Sustentabilidade, inclusão, empreendedorismo, força coletiva e inovação. Tudo isso vem se consolidando ao longo dos últimos anos como as principais tendências da sociedade atual. Porém, enquanto alguns modelos de negócio precisam se adequar a esses novos comportamentos, o movimento cooperativo conta com o diferencial de ter todas essas características na sua essência, desde a sua origem na criação da primeira cooperativa, 1844, na Inglaterra – formada para enfrentar os desafios causados pela Revolução Industrial.
O que se almeja é um futuro com crescimento sustentável e o cooperativismo agrega esse propósito desde a sua formação, com princípios que valorizam, por exemplo, a gestão democrática, a participação, a educação e o interesse pela comunidade. O trabalho realizado pelas cooperativas e seus impactos na sociedade ganharam ainda mais evidência neste ano de 2025, que foi declarado como o Ano Internacional das Cooperativas pela Organização das Nações Unidas (ONU). A força do movimento é o destaque da entrevista concedida pela superintendente da Organização das Cooperativas Brasileiras (OCB), Tania Zanella, à revista Valor Cooperado. Confira!
O que o Ano Internacional das Cooperativas representa mundialmente? Qual a importância dessa valorização dada pela Organização das Nações Unidas?
Tania Zanella: O reconhecimento das cooperativas pela ONU com a declaração de 2025 como o Ano Internacional das Cooperativas é um marco histórico para o nosso movimento. Isso demonstra que o modelo cooperativista, baseado em valores como solidariedade, democracia, equidade e participação, está cada vez mais alinhado às necessidades da sociedade global. Em um mundo que busca soluções sustentáveis e humanas para os seus desafios sociais e econômicos, as cooperativas oferecem um caminho viável e já testado.

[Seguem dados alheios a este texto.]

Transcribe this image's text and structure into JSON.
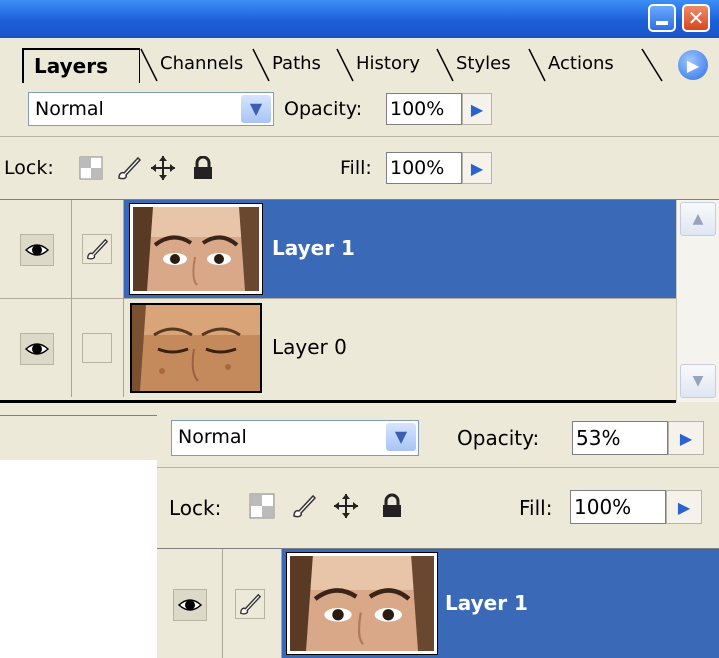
{
  "window": {
    "minimize_icon": "minimize-icon",
    "close_icon": "close-icon"
  },
  "tabs": [
    {
      "label": "Layers",
      "active": true
    },
    {
      "label": "Channels"
    },
    {
      "label": "Paths"
    },
    {
      "label": "History"
    },
    {
      "label": "Styles"
    },
    {
      "label": "Actions"
    }
  ],
  "panel_menu_icon": "triangle-right-icon",
  "blend": {
    "mode": "Normal",
    "opacity_label": "Opacity:",
    "opacity_value": "100%"
  },
  "lock": {
    "label": "Lock:",
    "icons": [
      "lock-transparent-icon",
      "lock-paint-icon",
      "lock-move-icon",
      "lock-all-icon"
    ],
    "fill_label": "Fill:",
    "fill_value": "100%"
  },
  "layers": [
    {
      "name": "Layer 1",
      "selected": true,
      "visible": true,
      "linked_brush": true
    },
    {
      "name": "Layer 0",
      "selected": false,
      "visible": true,
      "linked_brush": false
    }
  ],
  "zoomed": {
    "blend_mode": "Normal",
    "opacity_label": "Opacity:",
    "opacity_value": "53%",
    "lock_label": "Lock:",
    "fill_label": "Fill:",
    "fill_value": "100%",
    "layer_name": "Layer 1"
  },
  "colors": {
    "selection": "#3a69b8",
    "panel_bg": "#ece9d8",
    "titlebar": "#1e5fd8"
  }
}
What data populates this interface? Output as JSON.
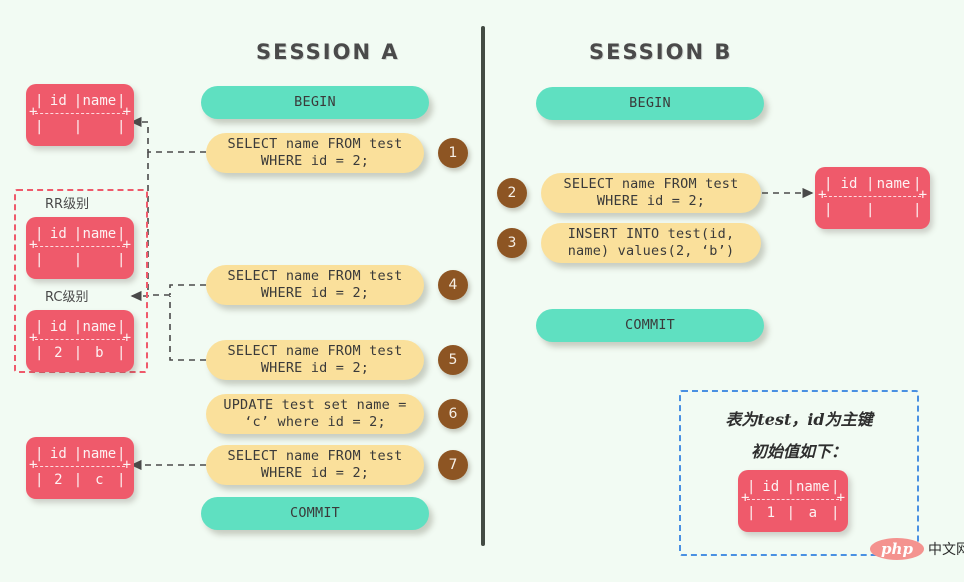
{
  "background": "#f2fbf3",
  "colors": {
    "teal": "#5fe0c1",
    "yellow": "#fae09b",
    "red": "#ef5a6b",
    "brown": "#8d5523",
    "divider": "#434b43",
    "blue_dash": "#4a90e2"
  },
  "sessions": {
    "a": {
      "title": "SESSION A",
      "steps": [
        {
          "label": "BEGIN",
          "kind": "begin",
          "badge": null
        },
        {
          "label": "SELECT name FROM test\nWHERE id = 2;",
          "kind": "sql",
          "badge": "1"
        },
        {
          "label": "SELECT name FROM test\nWHERE id = 2;",
          "kind": "sql",
          "badge": "4"
        },
        {
          "label": "SELECT name FROM test\nWHERE id = 2;",
          "kind": "sql",
          "badge": "5"
        },
        {
          "label": "UPDATE test set name =\n‘c’ where id = 2;",
          "kind": "sql",
          "badge": "6"
        },
        {
          "label": "SELECT name FROM test\nWHERE id = 2;",
          "kind": "sql",
          "badge": "7"
        },
        {
          "label": "COMMIT",
          "kind": "commit",
          "badge": null
        }
      ]
    },
    "b": {
      "title": "SESSION B",
      "steps": [
        {
          "label": "BEGIN",
          "kind": "begin",
          "badge": null
        },
        {
          "label": "SELECT name FROM test\nWHERE id = 2;",
          "kind": "sql",
          "badge": "2"
        },
        {
          "label": "INSERT INTO test(id,\nname) values(2, ‘b’)",
          "kind": "sql",
          "badge": "3"
        },
        {
          "label": "COMMIT",
          "kind": "commit",
          "badge": null
        }
      ]
    }
  },
  "tables": {
    "a_empty_top": {
      "header": {
        "c1": "id",
        "c2": "name"
      },
      "rows": [
        {
          "c1": "",
          "c2": ""
        }
      ]
    },
    "rr_level": {
      "label": "RR级别",
      "header": {
        "c1": "id",
        "c2": "name"
      },
      "rows": [
        {
          "c1": "",
          "c2": ""
        }
      ]
    },
    "rc_level": {
      "label": "RC级别",
      "header": {
        "c1": "id",
        "c2": "name"
      },
      "rows": [
        {
          "c1": "2",
          "c2": "b"
        }
      ]
    },
    "a_after_update": {
      "header": {
        "c1": "id",
        "c2": "name"
      },
      "rows": [
        {
          "c1": "2",
          "c2": "c"
        }
      ]
    },
    "b_empty": {
      "header": {
        "c1": "id",
        "c2": "name"
      },
      "rows": [
        {
          "c1": "",
          "c2": ""
        }
      ]
    },
    "initial": {
      "header": {
        "c1": "id",
        "c2": "name"
      },
      "rows": [
        {
          "c1": "1",
          "c2": "a"
        }
      ]
    }
  },
  "note": {
    "line1": "表为test，id为主键",
    "line2": "初始值如下："
  },
  "watermark": {
    "logo": "php",
    "text": "中文网"
  }
}
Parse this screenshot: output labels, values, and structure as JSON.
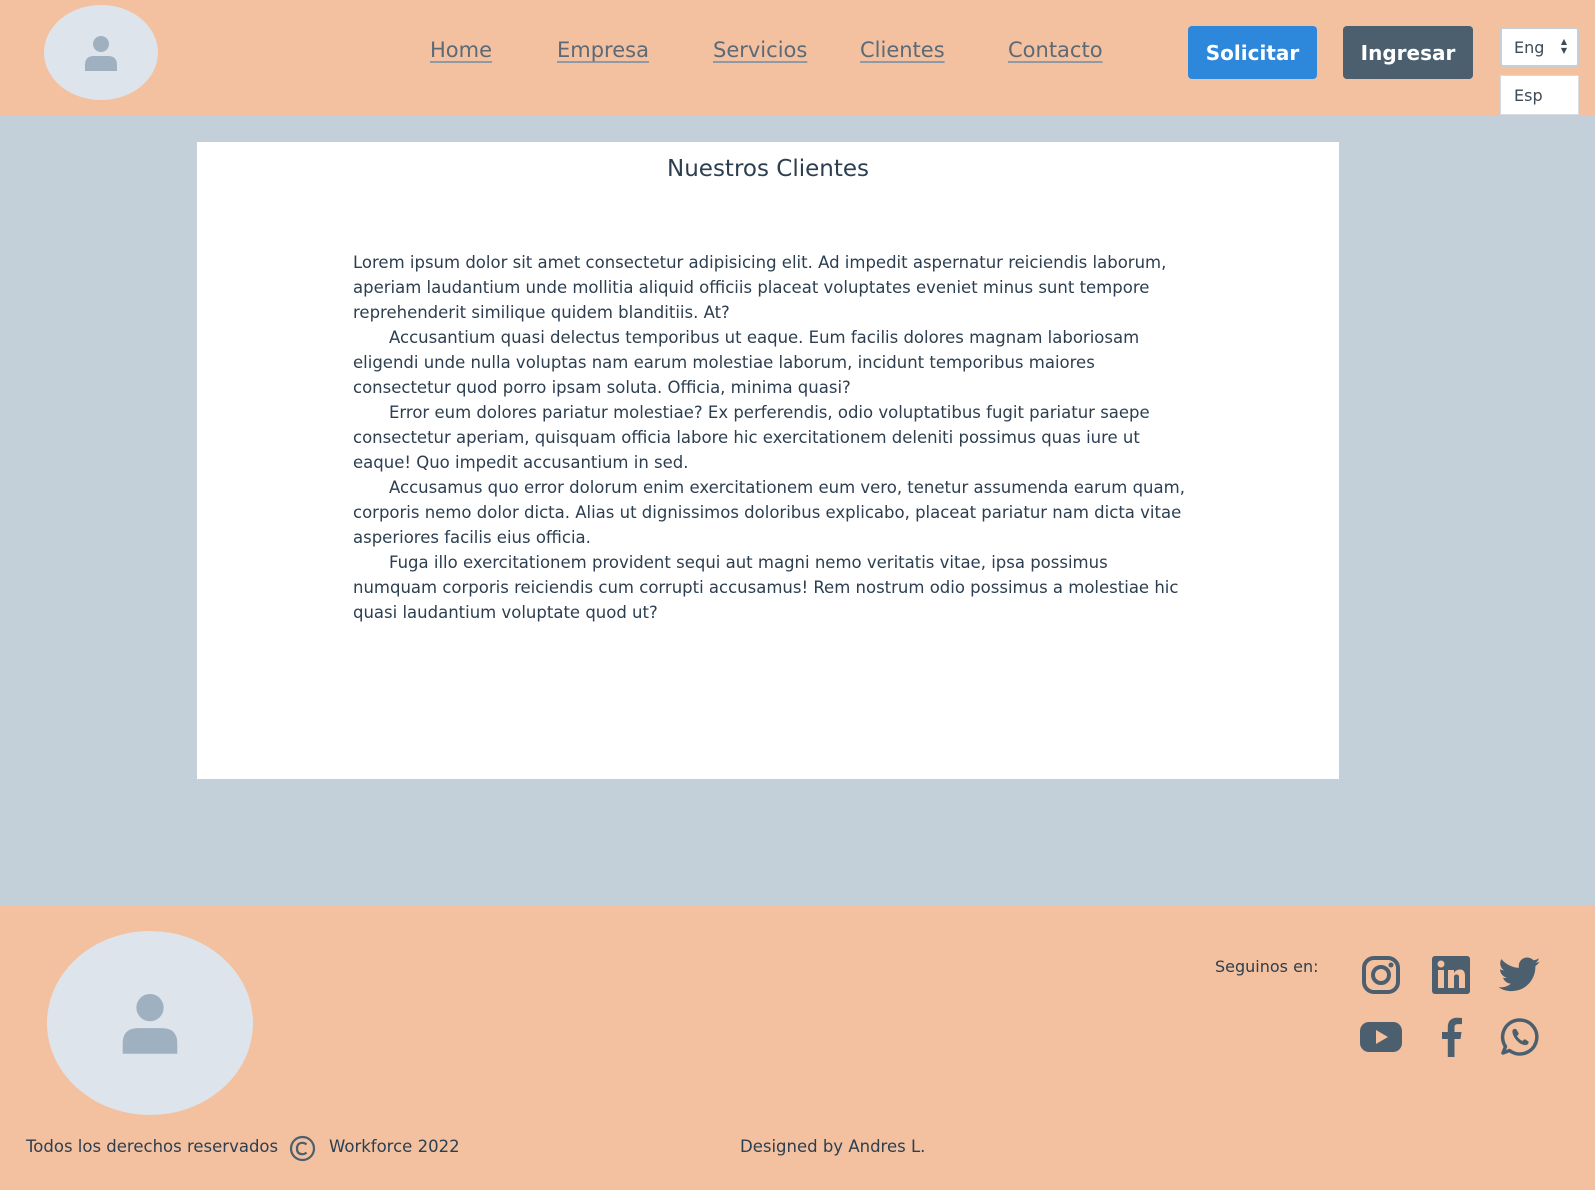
{
  "header": {
    "nav": [
      "Home",
      "Empresa",
      "Servicios",
      "Clientes",
      "Contacto"
    ],
    "solicitar_label": "Solicitar",
    "ingresar_label": "Ingresar",
    "language_selected": "Eng",
    "language_option": "Esp"
  },
  "main": {
    "title": "Nuestros Clientes",
    "paragraphs": [
      "Lorem ipsum dolor sit amet consectetur adipisicing elit. Ad impedit aspernatur reiciendis laborum, aperiam laudantium unde mollitia aliquid officiis placeat voluptates eveniet minus sunt tempore reprehenderit similique quidem blanditiis. At?",
      "Accusantium quasi delectus temporibus ut eaque. Eum facilis dolores magnam laboriosam eligendi unde nulla voluptas nam earum molestiae laborum, incidunt temporibus maiores consectetur quod porro ipsam soluta. Officia, minima quasi?",
      "Error eum dolores pariatur molestiae? Ex perferendis, odio voluptatibus fugit pariatur saepe consectetur aperiam, quisquam officia labore hic exercitationem deleniti possimus quas iure ut eaque! Quo impedit accusantium in sed.",
      "Accusamus quo error dolorum enim exercitationem eum vero, tenetur assumenda earum quam, corporis nemo dolor dicta. Alias ut dignissimos doloribus explicabo, placeat pariatur nam dicta vitae asperiores facilis eius officia.",
      "Fuga illo exercitationem provident sequi aut magni nemo veritatis vitae, ipsa possimus numquam corporis reiciendis cum corrupti accusamus! Rem nostrum odio possimus a molestiae hic quasi laudantium voluptate quod ut?"
    ]
  },
  "footer": {
    "follow_label": "Seguinos en:",
    "social_icons": [
      "instagram-icon",
      "linkedin-icon",
      "twitter-icon",
      "youtube-icon",
      "facebook-icon",
      "whatsapp-icon"
    ],
    "rights": "Todos los derechos reservados",
    "company": "Workforce 2022",
    "designer": "Designed by Andres L."
  },
  "colors": {
    "header_footer_bg": "#f3c19f",
    "page_bg": "#c3d0d9",
    "primary_button": "#2d88db",
    "dark_button": "#4c5f6e",
    "icon_color": "#4c5f6e",
    "avatar_bg": "#dde4ec"
  }
}
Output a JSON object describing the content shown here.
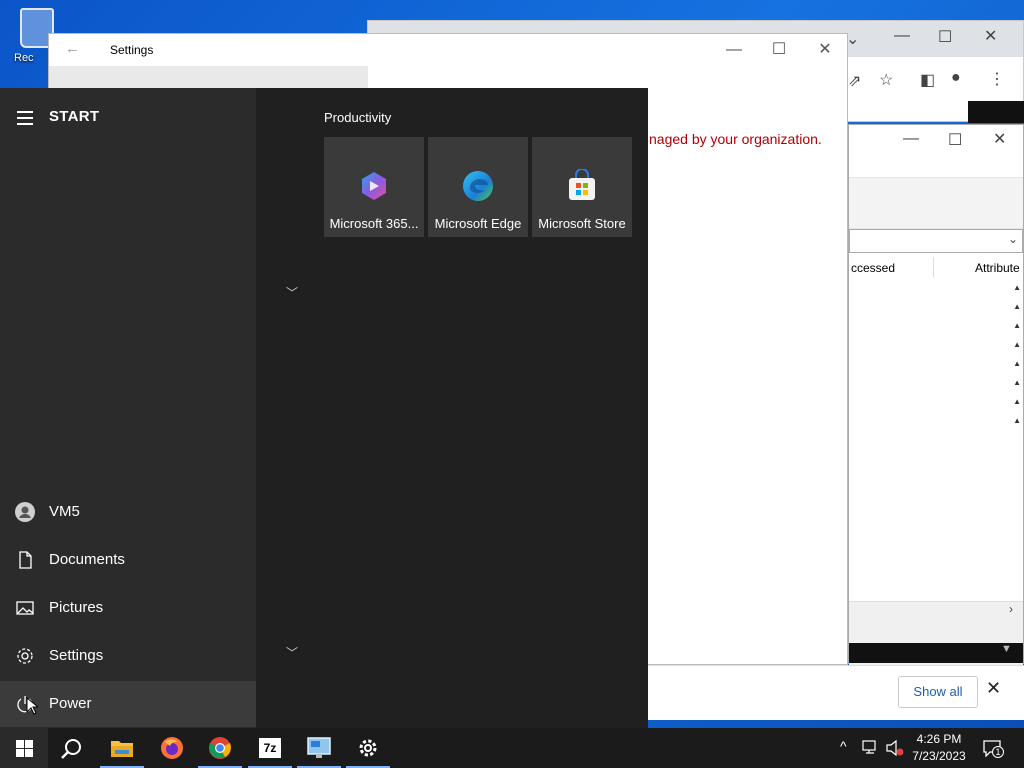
{
  "desktop": {
    "recycle_bin_label": "Rec"
  },
  "settings_window": {
    "title": "Settings",
    "managed_message": "naged by your organization."
  },
  "explorer_window": {
    "col_accessed": "ccessed",
    "col_attributes": "Attribute"
  },
  "notification": {
    "show_all_label": "Show all"
  },
  "start_menu": {
    "title": "START",
    "group_title": "Productivity",
    "tiles": [
      {
        "label": "Microsoft 365...",
        "icon": "microsoft-365-icon"
      },
      {
        "label": "Microsoft Edge",
        "icon": "edge-icon"
      },
      {
        "label": "Microsoft Store",
        "icon": "store-icon"
      }
    ],
    "rail": {
      "user": "VM5",
      "documents": "Documents",
      "pictures": "Pictures",
      "settings": "Settings",
      "power": "Power"
    }
  },
  "taskbar": {
    "apps": [
      "start-icon",
      "search-icon",
      "file-explorer-icon",
      "firefox-icon",
      "chrome-icon",
      "7zip-icon",
      "remote-desktop-icon",
      "settings-icon"
    ],
    "time": "4:26 PM",
    "date": "7/23/2023",
    "notification_count": "1"
  },
  "colors": {
    "start_bg": "#202020",
    "rail_bg": "#2b2b2b",
    "tile_bg": "#3a3a3a",
    "taskbar_bg": "#1b1b1b",
    "managed_text": "#b00000",
    "desktop_blue": "#1672e0"
  }
}
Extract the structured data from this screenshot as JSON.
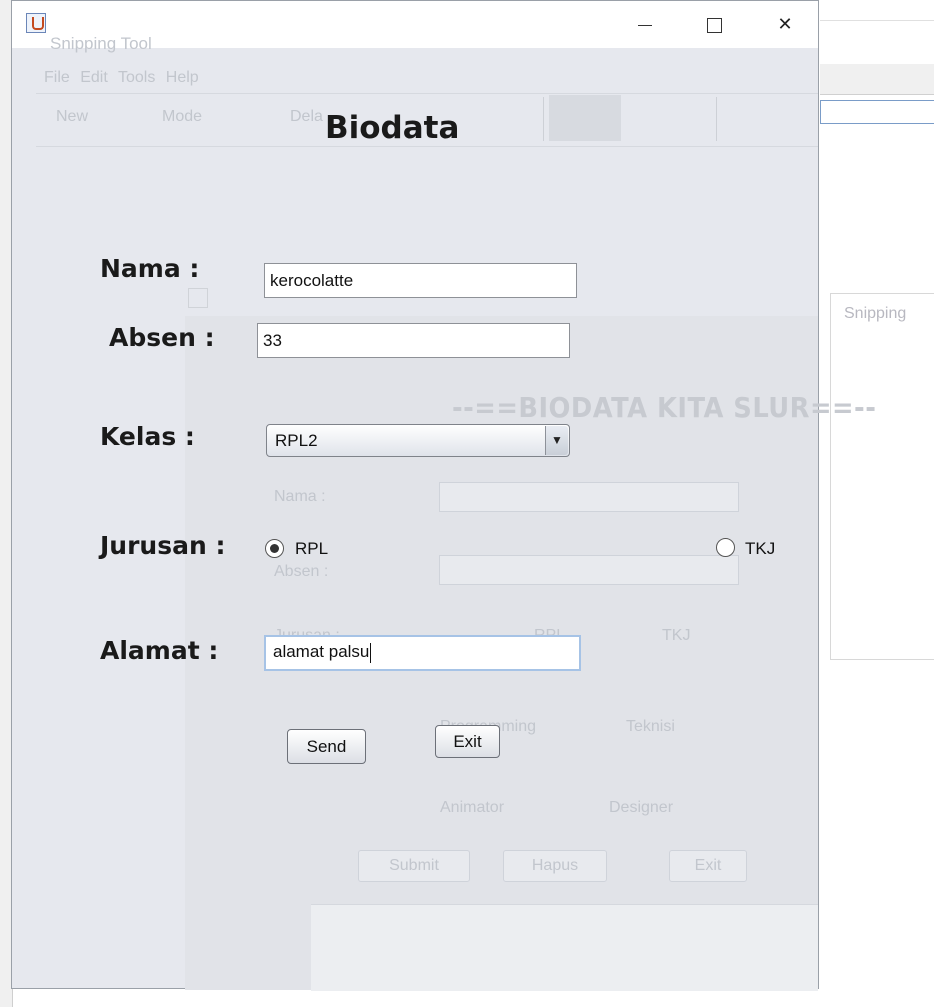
{
  "background": {
    "ghost_window_title": "Snipping Tool",
    "ghost_menu": [
      "File",
      "Edit",
      "Tools",
      "Help"
    ],
    "ghost_toolbar": {
      "new": "New",
      "mode": "Mode",
      "delay": "Dela"
    },
    "right_window_title": "Snipping",
    "ghost_form": {
      "heading": "--==BIODATA KITA SLUR==--",
      "nama_label": "Nama    :",
      "absen_label": "Absen   :",
      "jurusan_label": "Jurusan  :",
      "rpl": "RPL",
      "tkj": "TKJ",
      "programming": "Programming",
      "teknisi": "Teknisi",
      "animator": "Animator",
      "designer": "Designer",
      "submit": "Submit",
      "hapus": "Hapus",
      "exit": "Exit"
    }
  },
  "window": {
    "icon": "java-icon",
    "controls": {
      "minimize": "minimize-icon",
      "maximize": "maximize-icon",
      "close": "✕"
    }
  },
  "form": {
    "title": "Biodata",
    "nama_label": "Nama  :",
    "nama_value": "kerocolatte",
    "absen_label": "Absen :",
    "absen_value": "33",
    "kelas_label": "Kelas  :",
    "kelas_selected": "RPL2",
    "jurusan_label": "Jurusan :",
    "jurusan_options": [
      "RPL",
      "TKJ"
    ],
    "jurusan_selected": "RPL",
    "alamat_label": "Alamat :",
    "alamat_value": "alamat palsu",
    "send_label": "Send",
    "exit_label": "Exit"
  }
}
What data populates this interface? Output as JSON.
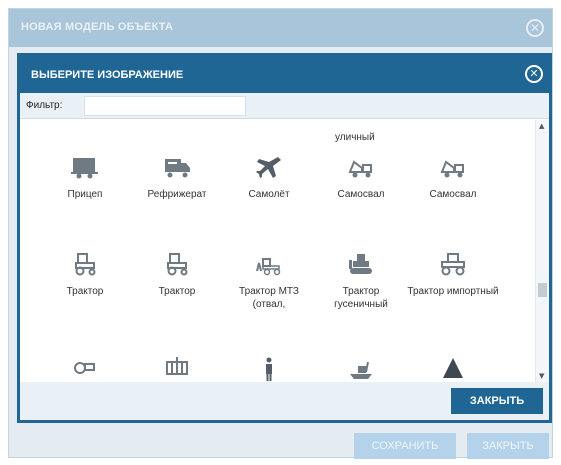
{
  "outer_dialog": {
    "title": "НОВАЯ МОДЕЛЬ ОБЪЕКТА",
    "save_label": "СОХРАНИТЬ",
    "close_label": "ЗАКРЫТЬ"
  },
  "modal": {
    "title": "ВЫБЕРИТЕ ИЗОБРАЖЕНИЕ",
    "filter_label": "Фильтр:",
    "filter_value": "",
    "close_button": "ЗАКРЫТЬ",
    "partial_top_label": "уличный",
    "items": [
      {
        "label": "Прицеп",
        "icon": "trailer-icon"
      },
      {
        "label": "Рефрижерат",
        "icon": "refrigerator-truck-icon"
      },
      {
        "label": "Самолёт",
        "icon": "airplane-icon"
      },
      {
        "label": "Самосвал",
        "icon": "dump-truck-icon"
      },
      {
        "label": "Самосвал",
        "icon": "dump-truck-icon"
      },
      {
        "label": "Трактор",
        "icon": "tractor-icon"
      },
      {
        "label": "Трактор",
        "icon": "tractor-icon"
      },
      {
        "label": "Трактор МТЗ (отвал,",
        "icon": "tractor-blade-icon"
      },
      {
        "label": "Трактор гусеничный",
        "icon": "crawler-tractor-icon"
      },
      {
        "label": "Трактор импортный",
        "icon": "imported-tractor-icon"
      },
      {
        "label": "",
        "icon": "tractor-icon"
      },
      {
        "label": "",
        "icon": "tram-icon"
      },
      {
        "label": "",
        "icon": "pedestrian-icon"
      },
      {
        "label": "",
        "icon": "boat-icon"
      },
      {
        "label": "",
        "icon": "warning-cone-icon"
      }
    ]
  },
  "colors": {
    "accent": "#1f6695",
    "icon": "#6f7a83"
  }
}
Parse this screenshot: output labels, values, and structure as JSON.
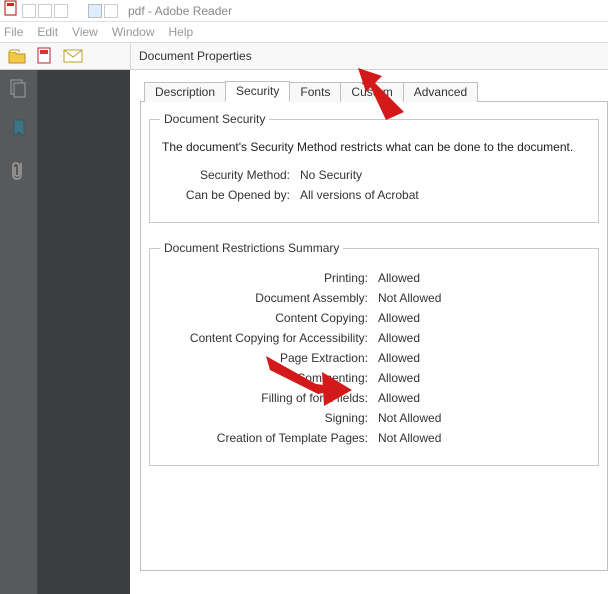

Essa valorização vinda da ONU ajuda a dar visibilidade ao impacto real que o cooperativismo tem na vida das pessoas, nas comunidades e nos territórios. É um convite para que governos, empresas e a sociedade civil reconheçam o cooperativismo como uma força transformadora e uma ferramenta poderosa para enfrentar crises econômicas, desigualdades e questões ambientais. E, mais do que tudo, é uma forma de homenagear cada cooperado e cooperada que, com seu trabalho diário, constrói esse movimento tão necessário para o mundo.
A sociedade atual está valorizando cada vez mais práticas sustentáveis, inclusão, diversidade, consumo consciente, empreendedorismo e colaboração. Como você vê o modelo cooperativista inserido neste contexto?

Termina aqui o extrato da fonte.